Several limitations apply to this study. First, although the CSF analyses presented here suggest differential changes in peptides levels from complement and coagulation-related proteins between patients with versus without POCD, it is possible that these changes could reflect non-causal associations. In essence, these pathways may be markers of POCD without playing an active role in causing it. Second, like other mass spectrometry-based analyses, the intensities measured in this study reflect relative peptide levels rather than quantitative concentration measurements. Thus, while our unbiased approach has identified candidate proteins with suspected involvement in POCD, precise protein levels and inter-protein comparisons will require additional targeted studies (i.e. proteomic studies with internal controls designed for precise quantification).

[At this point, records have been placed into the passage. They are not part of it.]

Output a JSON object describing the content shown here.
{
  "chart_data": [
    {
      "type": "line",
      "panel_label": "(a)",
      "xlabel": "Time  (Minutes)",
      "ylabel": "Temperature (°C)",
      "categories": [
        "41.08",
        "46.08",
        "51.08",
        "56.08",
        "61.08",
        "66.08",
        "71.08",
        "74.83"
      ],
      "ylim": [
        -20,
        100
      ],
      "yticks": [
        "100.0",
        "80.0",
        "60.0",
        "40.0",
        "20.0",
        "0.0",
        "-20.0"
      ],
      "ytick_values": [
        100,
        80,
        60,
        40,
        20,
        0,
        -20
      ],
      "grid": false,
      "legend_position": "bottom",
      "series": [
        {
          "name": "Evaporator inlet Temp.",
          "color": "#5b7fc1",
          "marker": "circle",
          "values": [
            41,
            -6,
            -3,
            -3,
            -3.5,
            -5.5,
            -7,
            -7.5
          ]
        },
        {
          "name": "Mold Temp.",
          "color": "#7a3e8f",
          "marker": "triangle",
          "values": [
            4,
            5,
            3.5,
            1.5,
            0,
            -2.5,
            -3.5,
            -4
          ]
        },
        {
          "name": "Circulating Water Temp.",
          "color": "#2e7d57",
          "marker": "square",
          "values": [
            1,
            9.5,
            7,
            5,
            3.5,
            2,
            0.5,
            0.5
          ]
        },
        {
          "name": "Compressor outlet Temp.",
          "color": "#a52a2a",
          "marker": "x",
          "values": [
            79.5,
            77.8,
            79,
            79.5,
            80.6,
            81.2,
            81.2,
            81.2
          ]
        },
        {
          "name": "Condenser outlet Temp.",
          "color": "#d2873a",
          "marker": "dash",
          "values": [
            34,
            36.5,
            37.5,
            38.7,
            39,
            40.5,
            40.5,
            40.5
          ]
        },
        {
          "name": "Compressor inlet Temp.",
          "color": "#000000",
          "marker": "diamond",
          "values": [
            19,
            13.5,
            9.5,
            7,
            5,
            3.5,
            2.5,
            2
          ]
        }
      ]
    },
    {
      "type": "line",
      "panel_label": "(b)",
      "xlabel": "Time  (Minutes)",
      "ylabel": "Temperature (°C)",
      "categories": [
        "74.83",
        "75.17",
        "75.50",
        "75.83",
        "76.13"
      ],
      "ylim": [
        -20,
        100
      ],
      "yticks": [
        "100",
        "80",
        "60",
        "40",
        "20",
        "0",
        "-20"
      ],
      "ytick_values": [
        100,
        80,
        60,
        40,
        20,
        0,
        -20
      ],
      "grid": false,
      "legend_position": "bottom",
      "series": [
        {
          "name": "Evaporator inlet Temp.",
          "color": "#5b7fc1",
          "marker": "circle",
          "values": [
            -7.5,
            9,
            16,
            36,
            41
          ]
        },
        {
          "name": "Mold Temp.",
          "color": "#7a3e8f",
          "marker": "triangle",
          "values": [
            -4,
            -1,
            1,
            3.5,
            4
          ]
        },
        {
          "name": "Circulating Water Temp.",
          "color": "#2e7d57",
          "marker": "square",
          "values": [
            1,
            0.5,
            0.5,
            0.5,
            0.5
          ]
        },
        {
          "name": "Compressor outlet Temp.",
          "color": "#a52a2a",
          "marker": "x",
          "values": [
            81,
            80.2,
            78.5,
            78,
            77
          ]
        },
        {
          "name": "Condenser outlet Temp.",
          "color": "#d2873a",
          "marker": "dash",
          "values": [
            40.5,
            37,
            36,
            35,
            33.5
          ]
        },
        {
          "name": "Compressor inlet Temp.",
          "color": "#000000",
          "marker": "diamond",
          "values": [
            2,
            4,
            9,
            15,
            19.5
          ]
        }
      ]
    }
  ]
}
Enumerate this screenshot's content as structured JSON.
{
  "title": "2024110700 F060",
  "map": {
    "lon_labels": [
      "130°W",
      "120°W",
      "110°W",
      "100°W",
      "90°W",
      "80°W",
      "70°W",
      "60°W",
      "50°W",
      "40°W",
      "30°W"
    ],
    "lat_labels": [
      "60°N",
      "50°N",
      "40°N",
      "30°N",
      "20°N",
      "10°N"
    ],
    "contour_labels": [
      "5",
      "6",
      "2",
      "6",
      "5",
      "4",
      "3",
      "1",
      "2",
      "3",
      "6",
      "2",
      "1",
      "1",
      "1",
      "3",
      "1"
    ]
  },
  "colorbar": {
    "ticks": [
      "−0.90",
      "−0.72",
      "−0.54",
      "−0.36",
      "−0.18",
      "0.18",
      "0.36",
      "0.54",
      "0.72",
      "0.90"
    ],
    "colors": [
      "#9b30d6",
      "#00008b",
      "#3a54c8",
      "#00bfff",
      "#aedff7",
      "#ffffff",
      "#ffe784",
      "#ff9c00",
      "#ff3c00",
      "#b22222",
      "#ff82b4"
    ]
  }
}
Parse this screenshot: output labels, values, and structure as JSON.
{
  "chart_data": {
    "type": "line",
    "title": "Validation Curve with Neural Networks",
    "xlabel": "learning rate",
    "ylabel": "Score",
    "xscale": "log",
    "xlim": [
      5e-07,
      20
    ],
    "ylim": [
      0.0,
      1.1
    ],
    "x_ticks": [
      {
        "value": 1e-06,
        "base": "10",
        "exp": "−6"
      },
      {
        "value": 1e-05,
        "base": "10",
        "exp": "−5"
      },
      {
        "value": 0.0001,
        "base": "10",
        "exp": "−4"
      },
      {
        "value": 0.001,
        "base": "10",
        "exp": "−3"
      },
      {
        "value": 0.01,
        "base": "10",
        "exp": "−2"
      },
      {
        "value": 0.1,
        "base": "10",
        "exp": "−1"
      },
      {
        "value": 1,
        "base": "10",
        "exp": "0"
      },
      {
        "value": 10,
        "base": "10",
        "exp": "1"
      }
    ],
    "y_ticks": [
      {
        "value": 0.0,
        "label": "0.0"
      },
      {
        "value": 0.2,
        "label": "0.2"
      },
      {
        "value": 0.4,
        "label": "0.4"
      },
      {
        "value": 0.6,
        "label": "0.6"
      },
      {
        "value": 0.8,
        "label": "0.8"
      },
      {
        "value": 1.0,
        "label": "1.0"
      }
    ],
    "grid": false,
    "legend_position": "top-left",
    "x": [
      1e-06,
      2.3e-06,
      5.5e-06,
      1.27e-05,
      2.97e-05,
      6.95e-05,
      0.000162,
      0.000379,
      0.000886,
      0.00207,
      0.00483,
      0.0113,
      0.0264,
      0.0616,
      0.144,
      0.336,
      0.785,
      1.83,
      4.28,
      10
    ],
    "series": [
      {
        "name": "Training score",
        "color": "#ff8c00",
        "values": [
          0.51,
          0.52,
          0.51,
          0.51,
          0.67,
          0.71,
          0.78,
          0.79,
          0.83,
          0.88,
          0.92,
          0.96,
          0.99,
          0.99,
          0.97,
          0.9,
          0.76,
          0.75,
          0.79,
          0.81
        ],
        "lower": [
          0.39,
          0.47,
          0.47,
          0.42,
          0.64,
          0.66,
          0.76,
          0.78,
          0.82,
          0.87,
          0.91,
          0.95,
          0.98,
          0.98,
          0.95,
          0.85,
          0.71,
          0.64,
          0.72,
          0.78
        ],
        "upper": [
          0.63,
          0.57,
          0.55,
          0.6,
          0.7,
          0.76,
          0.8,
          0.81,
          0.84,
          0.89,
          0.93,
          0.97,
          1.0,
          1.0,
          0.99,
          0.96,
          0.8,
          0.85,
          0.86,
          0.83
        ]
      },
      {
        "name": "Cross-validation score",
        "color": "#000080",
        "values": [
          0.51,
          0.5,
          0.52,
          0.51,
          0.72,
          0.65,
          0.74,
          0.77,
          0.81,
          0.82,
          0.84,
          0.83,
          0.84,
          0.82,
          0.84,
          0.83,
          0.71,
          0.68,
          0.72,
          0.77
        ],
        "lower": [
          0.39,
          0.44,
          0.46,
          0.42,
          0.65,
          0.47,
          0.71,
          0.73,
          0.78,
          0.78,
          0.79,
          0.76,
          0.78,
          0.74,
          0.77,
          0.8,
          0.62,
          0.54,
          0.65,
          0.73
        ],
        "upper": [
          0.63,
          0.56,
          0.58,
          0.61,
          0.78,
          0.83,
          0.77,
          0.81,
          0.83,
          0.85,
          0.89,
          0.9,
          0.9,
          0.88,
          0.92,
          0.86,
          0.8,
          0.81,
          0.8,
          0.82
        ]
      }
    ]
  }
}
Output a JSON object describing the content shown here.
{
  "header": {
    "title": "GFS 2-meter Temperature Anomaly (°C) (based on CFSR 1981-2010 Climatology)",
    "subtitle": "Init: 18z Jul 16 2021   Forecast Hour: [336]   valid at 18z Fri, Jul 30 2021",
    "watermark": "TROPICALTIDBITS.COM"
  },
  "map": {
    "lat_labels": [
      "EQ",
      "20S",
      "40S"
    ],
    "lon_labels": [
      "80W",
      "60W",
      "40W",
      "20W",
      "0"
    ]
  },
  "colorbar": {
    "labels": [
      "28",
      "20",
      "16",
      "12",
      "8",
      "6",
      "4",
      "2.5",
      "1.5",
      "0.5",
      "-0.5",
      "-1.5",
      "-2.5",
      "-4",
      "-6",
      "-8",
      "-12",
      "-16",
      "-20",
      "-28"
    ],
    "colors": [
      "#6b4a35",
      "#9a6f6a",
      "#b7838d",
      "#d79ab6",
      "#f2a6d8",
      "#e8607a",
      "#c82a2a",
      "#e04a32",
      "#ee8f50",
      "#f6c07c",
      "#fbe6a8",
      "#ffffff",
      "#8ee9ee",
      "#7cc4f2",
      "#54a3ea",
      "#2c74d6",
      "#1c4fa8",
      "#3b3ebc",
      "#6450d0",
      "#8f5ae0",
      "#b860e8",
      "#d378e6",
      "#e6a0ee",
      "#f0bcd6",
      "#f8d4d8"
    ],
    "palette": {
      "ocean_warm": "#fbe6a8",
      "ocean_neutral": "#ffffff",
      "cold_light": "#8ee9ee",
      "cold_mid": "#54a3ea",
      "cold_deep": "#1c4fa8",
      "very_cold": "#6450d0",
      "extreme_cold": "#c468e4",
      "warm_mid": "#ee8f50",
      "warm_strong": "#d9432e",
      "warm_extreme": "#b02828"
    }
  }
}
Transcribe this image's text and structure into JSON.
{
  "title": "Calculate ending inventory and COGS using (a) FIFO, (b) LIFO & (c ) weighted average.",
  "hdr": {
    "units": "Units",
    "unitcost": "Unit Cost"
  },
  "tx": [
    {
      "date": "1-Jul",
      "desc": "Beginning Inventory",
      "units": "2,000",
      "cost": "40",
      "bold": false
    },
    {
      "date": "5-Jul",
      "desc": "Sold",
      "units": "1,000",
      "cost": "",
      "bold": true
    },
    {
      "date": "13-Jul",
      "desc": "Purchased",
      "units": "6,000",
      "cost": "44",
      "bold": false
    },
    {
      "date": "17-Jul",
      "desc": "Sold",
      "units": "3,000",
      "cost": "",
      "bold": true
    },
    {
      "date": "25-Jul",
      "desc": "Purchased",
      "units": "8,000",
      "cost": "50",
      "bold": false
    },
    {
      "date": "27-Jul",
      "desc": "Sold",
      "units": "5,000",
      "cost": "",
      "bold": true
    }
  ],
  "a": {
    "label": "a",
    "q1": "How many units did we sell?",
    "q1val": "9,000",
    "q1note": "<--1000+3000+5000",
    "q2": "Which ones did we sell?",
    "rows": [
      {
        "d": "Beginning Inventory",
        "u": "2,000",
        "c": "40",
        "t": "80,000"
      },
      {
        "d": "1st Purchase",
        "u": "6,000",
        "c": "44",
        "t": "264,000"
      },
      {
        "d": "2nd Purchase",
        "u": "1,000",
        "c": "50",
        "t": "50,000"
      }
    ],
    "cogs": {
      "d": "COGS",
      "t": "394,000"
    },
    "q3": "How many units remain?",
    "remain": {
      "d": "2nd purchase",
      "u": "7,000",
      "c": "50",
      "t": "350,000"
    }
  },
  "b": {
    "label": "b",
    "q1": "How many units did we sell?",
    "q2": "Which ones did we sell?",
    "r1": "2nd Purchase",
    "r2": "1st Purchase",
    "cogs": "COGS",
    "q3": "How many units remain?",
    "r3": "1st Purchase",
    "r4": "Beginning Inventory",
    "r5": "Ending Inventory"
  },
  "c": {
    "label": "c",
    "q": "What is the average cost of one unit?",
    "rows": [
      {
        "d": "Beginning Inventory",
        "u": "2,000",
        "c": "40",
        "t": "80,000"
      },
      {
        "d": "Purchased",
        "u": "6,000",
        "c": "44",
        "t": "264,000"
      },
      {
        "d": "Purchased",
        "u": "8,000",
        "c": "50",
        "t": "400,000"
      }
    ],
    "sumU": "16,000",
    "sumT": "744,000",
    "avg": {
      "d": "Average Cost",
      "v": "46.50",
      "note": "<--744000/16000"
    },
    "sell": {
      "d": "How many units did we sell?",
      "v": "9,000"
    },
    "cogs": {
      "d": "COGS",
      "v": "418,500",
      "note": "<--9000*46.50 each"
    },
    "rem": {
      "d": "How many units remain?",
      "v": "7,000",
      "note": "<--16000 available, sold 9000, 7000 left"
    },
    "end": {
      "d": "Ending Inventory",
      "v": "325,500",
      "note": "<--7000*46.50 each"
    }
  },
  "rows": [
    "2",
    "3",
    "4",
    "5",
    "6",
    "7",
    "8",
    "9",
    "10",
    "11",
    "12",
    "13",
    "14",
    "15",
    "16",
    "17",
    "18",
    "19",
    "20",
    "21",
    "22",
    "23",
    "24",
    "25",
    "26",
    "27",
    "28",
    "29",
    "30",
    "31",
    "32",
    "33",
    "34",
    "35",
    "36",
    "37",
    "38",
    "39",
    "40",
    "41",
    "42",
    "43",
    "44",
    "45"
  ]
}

Third, the results of this preliminary study are by no means definitive, as larger future studies are needed to more thoroughly assess the role of these proteins and pathways in POCD and/or other perioperative neurocognitive disorders. Fourth, it is unclear whether the differential changes in CSF protein levels observed here are driven primarily by changes in expression, activity, or turnover initiated within the CNS, versus peripheral inflammation and activation of the coagulation and complement cascades after surgery that crosses the blood-brain barrier into the CNS. Further research comparing postoperative changes in both the CSF and plasma proteomes at multiple simultaneous time points may help evaluate these two different possibilities.